Underscoring ‘Accountable’ in Alexandria
0
Votes

Underscoring ‘Accountable’ in Alexandria

Budget process highlights local government management.

City Council and staff have met several times in past weeks to discuss government spending initiatives, many of which pertain to local government’s accountability and effectiveness.

City staff have categorized several explicitly under “accountable, effective and well-managed government,” one of four “focus areas” according to which City Manager Mark Jinks organized his FY 2020 budget proposal. Other initiatives fall under different focus areas, but directly relate.

Little time remains for citizens to weigh in on the city’s $761 million general fund operating budget and $1.6 billion 10-year capital improvement budget. Council members must submit additions and deletions to Jinks’ proposal on Thursday, April 11. A second and final budget public hearing will follow on Saturday, April 13. Council will adopt its final budget on Wednesday, May 1, ahead of the next fiscal year, which begins July 1.

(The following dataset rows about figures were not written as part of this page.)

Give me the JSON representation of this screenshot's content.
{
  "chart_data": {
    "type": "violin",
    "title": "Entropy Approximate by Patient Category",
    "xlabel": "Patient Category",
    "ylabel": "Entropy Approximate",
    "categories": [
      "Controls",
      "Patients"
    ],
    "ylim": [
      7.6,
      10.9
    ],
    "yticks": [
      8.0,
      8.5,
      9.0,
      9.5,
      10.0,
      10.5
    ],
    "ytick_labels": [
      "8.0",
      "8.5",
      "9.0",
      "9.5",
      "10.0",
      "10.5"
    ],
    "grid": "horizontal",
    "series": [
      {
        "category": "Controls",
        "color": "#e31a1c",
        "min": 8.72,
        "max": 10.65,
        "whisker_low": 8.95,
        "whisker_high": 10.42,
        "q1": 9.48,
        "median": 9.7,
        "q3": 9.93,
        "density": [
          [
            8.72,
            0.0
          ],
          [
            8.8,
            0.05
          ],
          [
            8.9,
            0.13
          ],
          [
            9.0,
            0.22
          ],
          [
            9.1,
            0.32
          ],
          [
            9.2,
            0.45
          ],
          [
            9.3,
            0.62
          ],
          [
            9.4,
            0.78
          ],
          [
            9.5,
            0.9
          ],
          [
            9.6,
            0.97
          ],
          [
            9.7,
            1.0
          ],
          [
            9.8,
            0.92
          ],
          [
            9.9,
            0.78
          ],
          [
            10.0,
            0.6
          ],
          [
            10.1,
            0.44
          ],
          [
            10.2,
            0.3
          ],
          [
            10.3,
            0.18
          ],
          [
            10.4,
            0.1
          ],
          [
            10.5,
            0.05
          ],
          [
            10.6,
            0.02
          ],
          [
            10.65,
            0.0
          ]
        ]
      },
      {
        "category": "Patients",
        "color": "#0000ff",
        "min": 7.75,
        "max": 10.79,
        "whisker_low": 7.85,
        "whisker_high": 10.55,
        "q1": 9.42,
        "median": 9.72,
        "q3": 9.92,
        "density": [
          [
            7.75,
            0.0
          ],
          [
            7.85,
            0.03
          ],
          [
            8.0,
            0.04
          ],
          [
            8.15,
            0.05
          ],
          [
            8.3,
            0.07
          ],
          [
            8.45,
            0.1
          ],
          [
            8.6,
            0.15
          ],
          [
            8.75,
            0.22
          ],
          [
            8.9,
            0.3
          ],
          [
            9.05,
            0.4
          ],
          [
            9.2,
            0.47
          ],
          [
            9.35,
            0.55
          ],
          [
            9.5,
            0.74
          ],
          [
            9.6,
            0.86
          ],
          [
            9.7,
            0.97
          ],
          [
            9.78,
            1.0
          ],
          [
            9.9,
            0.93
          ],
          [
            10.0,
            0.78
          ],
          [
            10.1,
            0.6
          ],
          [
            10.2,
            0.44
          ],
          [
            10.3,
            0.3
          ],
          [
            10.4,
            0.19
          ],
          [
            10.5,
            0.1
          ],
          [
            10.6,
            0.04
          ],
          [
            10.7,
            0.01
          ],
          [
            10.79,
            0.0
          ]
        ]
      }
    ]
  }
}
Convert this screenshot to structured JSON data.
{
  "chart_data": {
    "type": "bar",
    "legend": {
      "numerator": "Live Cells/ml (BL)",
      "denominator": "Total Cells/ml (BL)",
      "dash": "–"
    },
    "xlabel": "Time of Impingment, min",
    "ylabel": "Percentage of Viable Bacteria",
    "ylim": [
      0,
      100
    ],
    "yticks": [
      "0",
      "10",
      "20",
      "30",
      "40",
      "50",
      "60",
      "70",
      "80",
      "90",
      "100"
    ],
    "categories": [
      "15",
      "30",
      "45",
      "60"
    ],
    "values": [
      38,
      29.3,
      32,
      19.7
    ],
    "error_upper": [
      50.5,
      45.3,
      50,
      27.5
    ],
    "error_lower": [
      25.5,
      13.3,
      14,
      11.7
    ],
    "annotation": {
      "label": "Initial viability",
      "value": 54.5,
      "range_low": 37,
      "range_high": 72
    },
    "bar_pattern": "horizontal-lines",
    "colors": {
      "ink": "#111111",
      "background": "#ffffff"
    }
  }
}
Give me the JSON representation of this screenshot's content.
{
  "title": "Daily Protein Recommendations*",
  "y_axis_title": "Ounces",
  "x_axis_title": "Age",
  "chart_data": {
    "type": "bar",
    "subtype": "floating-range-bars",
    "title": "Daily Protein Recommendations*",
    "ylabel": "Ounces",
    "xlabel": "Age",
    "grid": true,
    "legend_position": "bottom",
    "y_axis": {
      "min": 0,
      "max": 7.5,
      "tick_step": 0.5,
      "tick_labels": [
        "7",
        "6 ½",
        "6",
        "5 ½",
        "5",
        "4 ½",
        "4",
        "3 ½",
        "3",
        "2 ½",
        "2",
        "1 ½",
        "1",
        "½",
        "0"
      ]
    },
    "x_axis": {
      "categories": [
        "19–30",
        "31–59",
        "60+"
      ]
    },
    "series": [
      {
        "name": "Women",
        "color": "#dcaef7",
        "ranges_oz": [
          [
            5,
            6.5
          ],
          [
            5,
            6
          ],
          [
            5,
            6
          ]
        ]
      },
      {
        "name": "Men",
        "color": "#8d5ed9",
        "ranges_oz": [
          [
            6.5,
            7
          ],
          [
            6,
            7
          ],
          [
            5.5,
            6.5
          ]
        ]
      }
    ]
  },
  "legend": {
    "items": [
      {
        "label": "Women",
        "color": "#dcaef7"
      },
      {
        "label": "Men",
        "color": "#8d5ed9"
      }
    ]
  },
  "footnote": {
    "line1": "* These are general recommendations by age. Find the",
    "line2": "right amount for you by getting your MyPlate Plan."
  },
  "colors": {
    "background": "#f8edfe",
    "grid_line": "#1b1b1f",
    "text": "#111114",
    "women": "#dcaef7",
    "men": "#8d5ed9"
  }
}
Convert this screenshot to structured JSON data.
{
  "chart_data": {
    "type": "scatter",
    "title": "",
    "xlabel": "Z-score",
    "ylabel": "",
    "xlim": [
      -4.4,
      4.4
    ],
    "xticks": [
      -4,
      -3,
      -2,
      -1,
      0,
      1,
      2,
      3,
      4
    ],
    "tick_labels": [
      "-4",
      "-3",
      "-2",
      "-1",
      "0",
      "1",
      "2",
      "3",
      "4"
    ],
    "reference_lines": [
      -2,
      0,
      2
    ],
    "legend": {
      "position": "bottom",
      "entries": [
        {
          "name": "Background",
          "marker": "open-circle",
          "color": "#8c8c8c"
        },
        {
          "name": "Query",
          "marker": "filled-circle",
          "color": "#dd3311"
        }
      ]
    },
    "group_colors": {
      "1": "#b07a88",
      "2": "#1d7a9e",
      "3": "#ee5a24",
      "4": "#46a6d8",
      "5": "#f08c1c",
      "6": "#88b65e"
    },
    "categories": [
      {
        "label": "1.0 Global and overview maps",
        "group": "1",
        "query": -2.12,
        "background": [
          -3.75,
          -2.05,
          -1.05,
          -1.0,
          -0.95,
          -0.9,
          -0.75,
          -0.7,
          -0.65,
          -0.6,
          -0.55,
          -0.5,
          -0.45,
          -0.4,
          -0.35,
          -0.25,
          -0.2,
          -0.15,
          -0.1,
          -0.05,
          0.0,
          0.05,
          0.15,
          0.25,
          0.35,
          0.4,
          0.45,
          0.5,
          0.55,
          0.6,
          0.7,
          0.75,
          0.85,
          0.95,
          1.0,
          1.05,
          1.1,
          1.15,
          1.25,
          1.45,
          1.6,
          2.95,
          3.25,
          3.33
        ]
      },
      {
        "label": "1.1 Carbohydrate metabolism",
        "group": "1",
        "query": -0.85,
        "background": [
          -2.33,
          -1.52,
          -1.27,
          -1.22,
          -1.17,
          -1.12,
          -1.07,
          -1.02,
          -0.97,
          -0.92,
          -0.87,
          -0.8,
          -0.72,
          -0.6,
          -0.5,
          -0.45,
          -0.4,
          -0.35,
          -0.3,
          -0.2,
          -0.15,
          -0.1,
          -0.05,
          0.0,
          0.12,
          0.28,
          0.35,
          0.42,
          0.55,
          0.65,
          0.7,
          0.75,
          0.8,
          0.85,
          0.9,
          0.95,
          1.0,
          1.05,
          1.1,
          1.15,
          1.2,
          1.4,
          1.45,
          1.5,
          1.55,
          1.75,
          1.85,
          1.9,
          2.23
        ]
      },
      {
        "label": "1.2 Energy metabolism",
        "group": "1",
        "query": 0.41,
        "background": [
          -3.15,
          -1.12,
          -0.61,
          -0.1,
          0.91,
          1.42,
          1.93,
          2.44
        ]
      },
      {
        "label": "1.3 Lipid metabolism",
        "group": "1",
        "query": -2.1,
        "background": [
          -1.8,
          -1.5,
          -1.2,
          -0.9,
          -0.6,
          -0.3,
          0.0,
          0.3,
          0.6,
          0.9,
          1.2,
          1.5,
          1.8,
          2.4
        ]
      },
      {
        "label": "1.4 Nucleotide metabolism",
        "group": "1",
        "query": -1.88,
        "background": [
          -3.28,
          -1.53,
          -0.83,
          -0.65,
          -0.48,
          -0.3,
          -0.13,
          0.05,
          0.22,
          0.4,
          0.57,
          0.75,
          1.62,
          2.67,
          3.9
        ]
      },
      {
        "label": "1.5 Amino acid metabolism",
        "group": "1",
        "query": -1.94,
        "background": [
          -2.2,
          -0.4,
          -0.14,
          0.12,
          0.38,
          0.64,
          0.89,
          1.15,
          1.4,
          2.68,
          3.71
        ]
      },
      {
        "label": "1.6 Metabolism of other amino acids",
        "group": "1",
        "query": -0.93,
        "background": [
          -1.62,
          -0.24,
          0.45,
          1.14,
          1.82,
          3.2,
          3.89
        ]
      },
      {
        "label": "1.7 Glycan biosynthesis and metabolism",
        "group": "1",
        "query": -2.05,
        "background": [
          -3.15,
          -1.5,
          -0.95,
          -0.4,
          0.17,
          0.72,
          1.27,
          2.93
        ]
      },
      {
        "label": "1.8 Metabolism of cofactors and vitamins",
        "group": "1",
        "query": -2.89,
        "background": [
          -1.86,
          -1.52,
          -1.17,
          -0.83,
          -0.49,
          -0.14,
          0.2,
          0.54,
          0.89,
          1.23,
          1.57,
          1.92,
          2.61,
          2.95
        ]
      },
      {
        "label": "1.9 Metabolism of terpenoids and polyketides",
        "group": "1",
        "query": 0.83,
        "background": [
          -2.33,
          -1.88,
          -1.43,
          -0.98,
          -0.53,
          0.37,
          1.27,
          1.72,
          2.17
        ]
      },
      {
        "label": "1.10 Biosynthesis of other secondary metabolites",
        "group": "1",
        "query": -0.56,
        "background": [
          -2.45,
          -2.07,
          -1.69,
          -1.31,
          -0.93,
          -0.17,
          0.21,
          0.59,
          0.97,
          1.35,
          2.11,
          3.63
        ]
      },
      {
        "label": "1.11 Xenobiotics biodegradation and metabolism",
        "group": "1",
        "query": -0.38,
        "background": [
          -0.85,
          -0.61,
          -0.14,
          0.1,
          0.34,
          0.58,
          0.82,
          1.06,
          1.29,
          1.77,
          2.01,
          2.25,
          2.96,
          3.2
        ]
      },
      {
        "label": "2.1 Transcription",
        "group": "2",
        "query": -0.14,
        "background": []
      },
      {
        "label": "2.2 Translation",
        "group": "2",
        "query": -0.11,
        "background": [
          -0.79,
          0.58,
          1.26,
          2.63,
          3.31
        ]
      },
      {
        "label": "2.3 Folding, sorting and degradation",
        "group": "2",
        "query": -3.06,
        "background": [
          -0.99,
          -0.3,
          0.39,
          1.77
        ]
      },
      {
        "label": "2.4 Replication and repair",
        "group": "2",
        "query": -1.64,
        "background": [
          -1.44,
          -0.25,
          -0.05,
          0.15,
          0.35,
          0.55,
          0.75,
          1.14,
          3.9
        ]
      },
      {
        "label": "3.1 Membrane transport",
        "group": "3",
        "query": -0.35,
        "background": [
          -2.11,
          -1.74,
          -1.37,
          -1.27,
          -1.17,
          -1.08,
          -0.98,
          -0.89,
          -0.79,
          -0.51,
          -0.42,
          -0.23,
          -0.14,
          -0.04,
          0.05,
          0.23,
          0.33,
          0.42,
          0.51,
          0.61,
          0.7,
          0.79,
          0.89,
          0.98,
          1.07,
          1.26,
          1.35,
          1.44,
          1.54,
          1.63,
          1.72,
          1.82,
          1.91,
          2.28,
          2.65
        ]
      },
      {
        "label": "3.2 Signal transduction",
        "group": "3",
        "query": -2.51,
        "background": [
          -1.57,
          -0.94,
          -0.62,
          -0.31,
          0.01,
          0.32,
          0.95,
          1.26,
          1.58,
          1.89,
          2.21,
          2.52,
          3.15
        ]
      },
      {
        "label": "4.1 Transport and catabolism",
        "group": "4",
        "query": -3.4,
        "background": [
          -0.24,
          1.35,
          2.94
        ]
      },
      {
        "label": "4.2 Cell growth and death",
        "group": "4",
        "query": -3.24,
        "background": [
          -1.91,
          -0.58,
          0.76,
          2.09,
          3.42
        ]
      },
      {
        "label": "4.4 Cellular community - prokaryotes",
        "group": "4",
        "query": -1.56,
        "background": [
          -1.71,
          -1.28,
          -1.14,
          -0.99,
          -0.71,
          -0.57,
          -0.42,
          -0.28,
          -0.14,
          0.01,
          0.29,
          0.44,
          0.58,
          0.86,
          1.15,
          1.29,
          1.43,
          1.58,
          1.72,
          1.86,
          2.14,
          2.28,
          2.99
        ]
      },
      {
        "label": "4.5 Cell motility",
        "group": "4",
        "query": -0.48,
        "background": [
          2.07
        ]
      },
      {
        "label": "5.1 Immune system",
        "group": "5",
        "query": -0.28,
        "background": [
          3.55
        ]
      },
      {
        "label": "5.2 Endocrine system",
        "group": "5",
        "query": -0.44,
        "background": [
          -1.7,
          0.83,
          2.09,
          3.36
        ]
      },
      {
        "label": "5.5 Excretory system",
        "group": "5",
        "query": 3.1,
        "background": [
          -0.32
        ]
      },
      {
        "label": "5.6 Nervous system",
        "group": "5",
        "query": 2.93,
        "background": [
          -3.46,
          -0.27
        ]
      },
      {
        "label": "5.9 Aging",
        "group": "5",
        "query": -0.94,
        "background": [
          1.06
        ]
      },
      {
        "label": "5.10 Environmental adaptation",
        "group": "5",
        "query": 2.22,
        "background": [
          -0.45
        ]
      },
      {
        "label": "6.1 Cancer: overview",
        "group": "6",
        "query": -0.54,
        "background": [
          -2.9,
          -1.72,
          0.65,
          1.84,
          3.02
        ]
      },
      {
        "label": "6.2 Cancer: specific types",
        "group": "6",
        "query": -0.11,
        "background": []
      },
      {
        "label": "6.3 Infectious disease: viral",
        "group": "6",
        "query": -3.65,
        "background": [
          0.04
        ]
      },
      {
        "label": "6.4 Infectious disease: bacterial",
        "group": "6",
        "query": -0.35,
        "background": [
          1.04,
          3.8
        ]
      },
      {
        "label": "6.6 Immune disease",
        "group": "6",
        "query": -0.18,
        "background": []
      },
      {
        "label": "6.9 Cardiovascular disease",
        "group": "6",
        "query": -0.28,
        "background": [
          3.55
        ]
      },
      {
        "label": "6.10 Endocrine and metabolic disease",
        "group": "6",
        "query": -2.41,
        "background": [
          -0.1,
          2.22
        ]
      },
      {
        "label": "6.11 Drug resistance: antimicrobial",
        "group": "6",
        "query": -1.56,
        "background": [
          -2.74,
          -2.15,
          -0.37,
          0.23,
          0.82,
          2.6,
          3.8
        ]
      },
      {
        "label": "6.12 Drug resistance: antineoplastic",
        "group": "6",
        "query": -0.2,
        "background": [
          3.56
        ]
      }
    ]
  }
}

An exchange between Council member Mohamed “Mo” Seifeldein and Jinks raised the question, which crops up periodically, about how the roles of elected officials and professional staff relate.

The budget envisions purchasing “only electric or hybrid gas/electric general purpose sedans” for the city’s fleet, which totals 458 vehicles. Staff plans to work out details and have a draft policy recommendation to Jinks this summer.

“Should we really be looking at hybrids at this point at all, as a policy?” asked Seifeldein, who believes fully electric vehicles are the future. Can council members “jump in before [the draft policy] gets to the manager …? Sometimes a lot of [staff] work has already been done … and then it comes before council for a yea or nay.”

“Traditionally, a decision like this doesn’t come to council. We decide, as staff, using professional expertise, what kind of vehicles to buy and how to buy them,” said Jinks. “We will [have a broader discussion] when we bring a policy to you. We’ve [first] got to draft it, we’ve got to kick it around.”

“Clearly, council can exert whatever authority we want,” said Mayor Justin Wilson. He thinks council should articulate a “high level” goal — in this case, to attain “the greenest possible fleet” — and instruct staff to “bring us back a series of options.”

The exchange echoes a high-profile 2017 budget advisory task force, which lamented that top-dollar capital projects often come to council with subjective but undocumented staff decisions baked in.

Staff next year will implement “a new project justification and development process,” said Morgan Routt, the city’s budget director. The process “will require all projects to meet specific criteria, including alternatives analysis and civic engagement, before advancing from concept to funding, design and construction.”

The planning and zoning department wants to add a new $103,000 “civic engagement outreach coordinator” to “to ensure that plans, policy changes, and development applications are meaningfully shaped by the communities they impact.”

Karl Moritz, the city’s planning director, envisions the process behind last year’s South Patrick Street Housing Affordability Strategy as “the new standard for how we do [community] outreach.” That approach involved “everything from going door-to-door to talk to people and handing out flyers to live-streaming the [community engagement] workshop.” But “all of that … is a work-intensive thing to do” requiring more dedicated manpower, he said.

In the past, the city’s planning processes have mainly attracted “regulars,” “people who are familiar, people who have been involved before,” said Jinks. Whereas “in South Patrick Street, we got the largest participation by renters in that plan than we’ve really had in a planning [outreach initiative].”

City staff are working on making the city website more user-friendly and better searchable, according to Craig Fifer, the city’s communications and public information director. Jinks proposes creating a new $98,000 “web editor” position toward that end.

Jinks says the upgraded web interface will be more “aggressive” in pushing new content to users, akin to how a newspaper website continuously puts new stories front and center.

“People who visit our web site can learn a lot more about what’s going on in the city, even if they didn’t come to the site looking for that,” he said.

A new “Alex311” customer service system will replace the city’s current “Call.Click.Connect” online interface, beginning later this year. The new system will enable residents to communicate with city government by phone, text, app, online chat and social media. Necessary new software would cost $250,000, increasing to $500,000 in FY 2021. Net operating costs, including a few new supporting staff, would increase by $350,000.